Trying the Unknown.
In previous parts of this sales blog we have discussed several topics designed to give you a chance to improve sales success, build better customer relationships and enjoy the job of selling more. Future installments will cover additional ways to make selling more successful while building stronger relationships with your customers. No doubt for some people in the integrator sales business most of this will be all new and perhaps a bit strange. For others it will be some of the familiar with (I hope) a few new and valuable pieces of information mixed in as well.
For most people the idea to try something new might initially be a bit uncomfortable. But if you are reading this installment or any previous sections of this blog you probably are open to the possibility of better ways to do some parts of your job selling and closing deals.
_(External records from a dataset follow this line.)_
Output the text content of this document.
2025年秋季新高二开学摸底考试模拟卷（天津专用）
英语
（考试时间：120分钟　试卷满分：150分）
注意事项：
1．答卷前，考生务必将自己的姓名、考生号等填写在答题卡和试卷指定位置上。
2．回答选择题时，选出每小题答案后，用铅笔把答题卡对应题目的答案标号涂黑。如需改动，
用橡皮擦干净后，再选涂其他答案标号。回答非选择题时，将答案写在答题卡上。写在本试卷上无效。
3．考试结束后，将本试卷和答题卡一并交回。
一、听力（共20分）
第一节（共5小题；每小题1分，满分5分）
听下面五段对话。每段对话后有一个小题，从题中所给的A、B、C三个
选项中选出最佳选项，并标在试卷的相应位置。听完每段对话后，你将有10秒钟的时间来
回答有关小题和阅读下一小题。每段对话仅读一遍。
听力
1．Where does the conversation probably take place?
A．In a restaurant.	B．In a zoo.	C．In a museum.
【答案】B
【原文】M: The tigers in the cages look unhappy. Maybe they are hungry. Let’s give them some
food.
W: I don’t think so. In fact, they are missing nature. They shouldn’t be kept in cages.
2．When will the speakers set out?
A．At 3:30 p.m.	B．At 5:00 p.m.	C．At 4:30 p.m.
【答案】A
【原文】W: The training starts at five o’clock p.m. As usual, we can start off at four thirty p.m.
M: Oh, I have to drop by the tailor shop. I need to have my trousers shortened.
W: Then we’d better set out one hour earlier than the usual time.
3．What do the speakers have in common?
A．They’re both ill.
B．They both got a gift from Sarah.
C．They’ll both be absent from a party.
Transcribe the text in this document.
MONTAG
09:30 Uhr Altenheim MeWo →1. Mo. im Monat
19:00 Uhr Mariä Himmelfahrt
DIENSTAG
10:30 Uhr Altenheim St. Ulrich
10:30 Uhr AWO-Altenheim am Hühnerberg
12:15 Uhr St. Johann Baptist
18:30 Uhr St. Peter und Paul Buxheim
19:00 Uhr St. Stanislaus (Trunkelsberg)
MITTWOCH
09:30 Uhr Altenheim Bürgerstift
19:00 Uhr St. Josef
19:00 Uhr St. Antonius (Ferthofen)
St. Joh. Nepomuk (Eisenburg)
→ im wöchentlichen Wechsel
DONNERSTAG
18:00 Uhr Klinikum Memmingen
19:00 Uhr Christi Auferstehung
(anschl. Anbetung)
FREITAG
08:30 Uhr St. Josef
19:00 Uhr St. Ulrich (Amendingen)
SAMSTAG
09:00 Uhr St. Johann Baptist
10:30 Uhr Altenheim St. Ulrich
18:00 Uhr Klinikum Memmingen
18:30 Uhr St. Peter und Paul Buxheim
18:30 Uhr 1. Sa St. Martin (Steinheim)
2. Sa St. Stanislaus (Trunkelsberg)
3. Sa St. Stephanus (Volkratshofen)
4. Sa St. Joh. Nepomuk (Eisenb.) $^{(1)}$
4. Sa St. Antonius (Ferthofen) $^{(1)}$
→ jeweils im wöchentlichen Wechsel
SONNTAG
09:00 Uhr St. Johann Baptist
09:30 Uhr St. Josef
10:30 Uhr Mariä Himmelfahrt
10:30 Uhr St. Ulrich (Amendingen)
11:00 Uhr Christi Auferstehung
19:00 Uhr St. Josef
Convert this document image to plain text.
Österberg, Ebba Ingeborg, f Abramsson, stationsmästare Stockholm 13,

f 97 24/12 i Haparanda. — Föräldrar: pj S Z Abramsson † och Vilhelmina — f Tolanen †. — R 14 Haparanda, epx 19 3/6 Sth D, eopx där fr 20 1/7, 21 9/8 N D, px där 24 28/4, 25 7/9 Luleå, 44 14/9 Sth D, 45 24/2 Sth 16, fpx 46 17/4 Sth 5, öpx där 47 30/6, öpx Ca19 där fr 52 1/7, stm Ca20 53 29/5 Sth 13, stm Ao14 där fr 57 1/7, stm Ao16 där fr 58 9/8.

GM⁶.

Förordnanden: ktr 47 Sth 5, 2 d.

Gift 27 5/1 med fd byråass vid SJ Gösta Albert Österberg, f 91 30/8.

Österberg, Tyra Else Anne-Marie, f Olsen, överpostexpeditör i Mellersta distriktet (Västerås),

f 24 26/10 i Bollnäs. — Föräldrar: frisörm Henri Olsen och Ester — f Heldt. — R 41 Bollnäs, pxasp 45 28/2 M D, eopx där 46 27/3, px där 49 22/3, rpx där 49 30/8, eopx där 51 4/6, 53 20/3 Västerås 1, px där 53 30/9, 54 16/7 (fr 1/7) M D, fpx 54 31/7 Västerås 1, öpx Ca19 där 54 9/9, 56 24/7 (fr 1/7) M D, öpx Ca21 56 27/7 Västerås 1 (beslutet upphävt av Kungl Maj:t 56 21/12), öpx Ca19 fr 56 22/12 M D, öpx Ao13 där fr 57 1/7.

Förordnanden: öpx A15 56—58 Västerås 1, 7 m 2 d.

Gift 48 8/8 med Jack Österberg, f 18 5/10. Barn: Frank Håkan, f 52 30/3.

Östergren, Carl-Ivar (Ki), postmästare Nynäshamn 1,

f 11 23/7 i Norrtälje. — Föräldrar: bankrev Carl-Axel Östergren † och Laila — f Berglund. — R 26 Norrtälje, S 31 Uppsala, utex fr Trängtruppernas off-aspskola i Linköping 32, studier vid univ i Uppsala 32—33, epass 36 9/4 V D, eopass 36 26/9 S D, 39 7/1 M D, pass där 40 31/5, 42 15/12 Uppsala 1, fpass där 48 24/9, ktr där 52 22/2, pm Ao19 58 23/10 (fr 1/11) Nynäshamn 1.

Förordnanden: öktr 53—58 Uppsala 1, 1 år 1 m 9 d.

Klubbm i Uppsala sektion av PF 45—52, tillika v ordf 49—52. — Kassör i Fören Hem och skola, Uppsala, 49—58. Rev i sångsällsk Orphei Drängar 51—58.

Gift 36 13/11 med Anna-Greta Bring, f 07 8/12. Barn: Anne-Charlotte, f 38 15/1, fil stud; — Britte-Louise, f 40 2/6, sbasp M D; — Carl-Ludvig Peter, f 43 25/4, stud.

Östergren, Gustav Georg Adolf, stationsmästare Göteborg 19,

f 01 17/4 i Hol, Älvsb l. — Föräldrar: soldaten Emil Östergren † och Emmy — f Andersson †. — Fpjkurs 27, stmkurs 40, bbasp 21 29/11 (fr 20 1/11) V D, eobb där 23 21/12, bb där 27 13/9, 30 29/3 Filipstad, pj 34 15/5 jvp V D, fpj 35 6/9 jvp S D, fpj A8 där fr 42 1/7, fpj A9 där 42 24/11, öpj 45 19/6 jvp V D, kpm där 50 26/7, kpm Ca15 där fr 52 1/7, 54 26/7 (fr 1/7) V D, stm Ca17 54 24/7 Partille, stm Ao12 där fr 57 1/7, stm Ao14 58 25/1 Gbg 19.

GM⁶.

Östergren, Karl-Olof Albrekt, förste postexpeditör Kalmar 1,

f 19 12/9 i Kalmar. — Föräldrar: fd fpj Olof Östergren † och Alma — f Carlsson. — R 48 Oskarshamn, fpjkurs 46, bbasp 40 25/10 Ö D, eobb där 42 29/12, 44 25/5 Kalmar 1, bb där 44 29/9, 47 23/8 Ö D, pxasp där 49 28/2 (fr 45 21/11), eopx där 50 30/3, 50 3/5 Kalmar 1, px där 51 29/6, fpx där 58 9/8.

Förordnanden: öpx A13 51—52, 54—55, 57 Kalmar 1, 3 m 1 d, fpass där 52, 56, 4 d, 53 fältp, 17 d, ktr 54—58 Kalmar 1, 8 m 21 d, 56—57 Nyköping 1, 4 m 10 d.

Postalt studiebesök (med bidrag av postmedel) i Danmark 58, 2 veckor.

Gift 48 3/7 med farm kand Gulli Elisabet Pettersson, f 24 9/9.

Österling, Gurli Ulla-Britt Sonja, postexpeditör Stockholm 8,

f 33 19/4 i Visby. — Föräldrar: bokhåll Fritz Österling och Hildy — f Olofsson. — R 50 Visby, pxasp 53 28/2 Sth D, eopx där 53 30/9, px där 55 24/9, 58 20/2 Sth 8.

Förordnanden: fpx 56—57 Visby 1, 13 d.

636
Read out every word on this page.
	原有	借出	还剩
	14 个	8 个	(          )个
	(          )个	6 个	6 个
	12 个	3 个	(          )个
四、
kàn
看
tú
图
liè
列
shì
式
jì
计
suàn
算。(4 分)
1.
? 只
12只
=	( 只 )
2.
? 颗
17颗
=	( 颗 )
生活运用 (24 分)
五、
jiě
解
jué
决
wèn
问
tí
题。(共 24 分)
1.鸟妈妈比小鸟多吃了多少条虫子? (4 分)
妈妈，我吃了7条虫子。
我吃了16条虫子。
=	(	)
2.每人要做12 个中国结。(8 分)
Today’s blog talks about what to do when encountering those doubts about trying something new.
How you personally conduct your own sales process depends on a number of things. Maybe you are blessed with natural abilities and skills that have worked well for you so far. And as a result you don’t even think much about how you do it or how others think sales should be conducted. Others in the integrator business have had varying degrees of sales training ranging from just a little bit here and there to full scale formal sales training. No matter where you fall on this spectrum of experience and philosophy you probably share that feeling of doubt and skepticism from time to time when hearing about a suggested sales skill. You really wonder how it could possibly work for you, or if it even applies in your life and career. We all have felt that way at some time.
Early in my sales career I took a respected multi week sales training course that covered the basics on all aspects of selling. The instructor anticipated our concerns and doubts. Certainly I had more than a few. He had seen it many times and consequently had a good suggestion that can work for any of us even today: if you are in doubt, pick your worst prospect and try it out on them! If you already feel like your prospect is not very likely to become a customer anyway what is the downside in trying something new?
The suggestion: if you have doubts about any sales method you read here, somewhere else, encounter in a training course or hear from an acquaintance don’t ignore it. Pick out a prospect you don’t feel good about. Decide how you will try out this method you are skeptical about and then work it into your next sales call with that prospect. Evaluate how it worked (successfully or not), why it had whatever results occurred (was it you, was it them or something else?) and see if you can learn anything from the encounter. Learning and getting better to enhance the chances to improve our success rate is always worthwhile.
Obviously if you pick a low odds prospect anything you do has a greater chance of not working than if dealing with a really good high quality prospect. But the benefit here is if you are in doubt about a new sales method you can give it a trial run and don’t have much to lose if it blows up for any reason. And even if you don’t end up closing that prospect perhaps the very act of testing the new technique will tell you something more about how it really works in real life, how you feel about using it yourself and how you now might be encouraged to try it out on higher quality prospects. Pretty much all of us can get better insights about ourselves and new ways to do things when we finally break the ice and do a first trial run.
Veterans in sales will probably already be comfortable to the idea of giving a trial run period a chance as they conduct sales. For them it will be easy to learn about new aspects of conducting sales and then work on using it to see if it improves results at all. But not everybody will be OK to work that way or feel comfortable, and even many veterans will occasionally hear about a new technique that feels uncomfortable or strange. This is a way to make sure you don’t accidentally miss out on a sales skill that could make a substantial difference in your success and a chance to affect your income and career in a positive way. None of us want to be stuck forever at a level of success that could be better.
If in doubt, pick your worst prospect and try it out on them!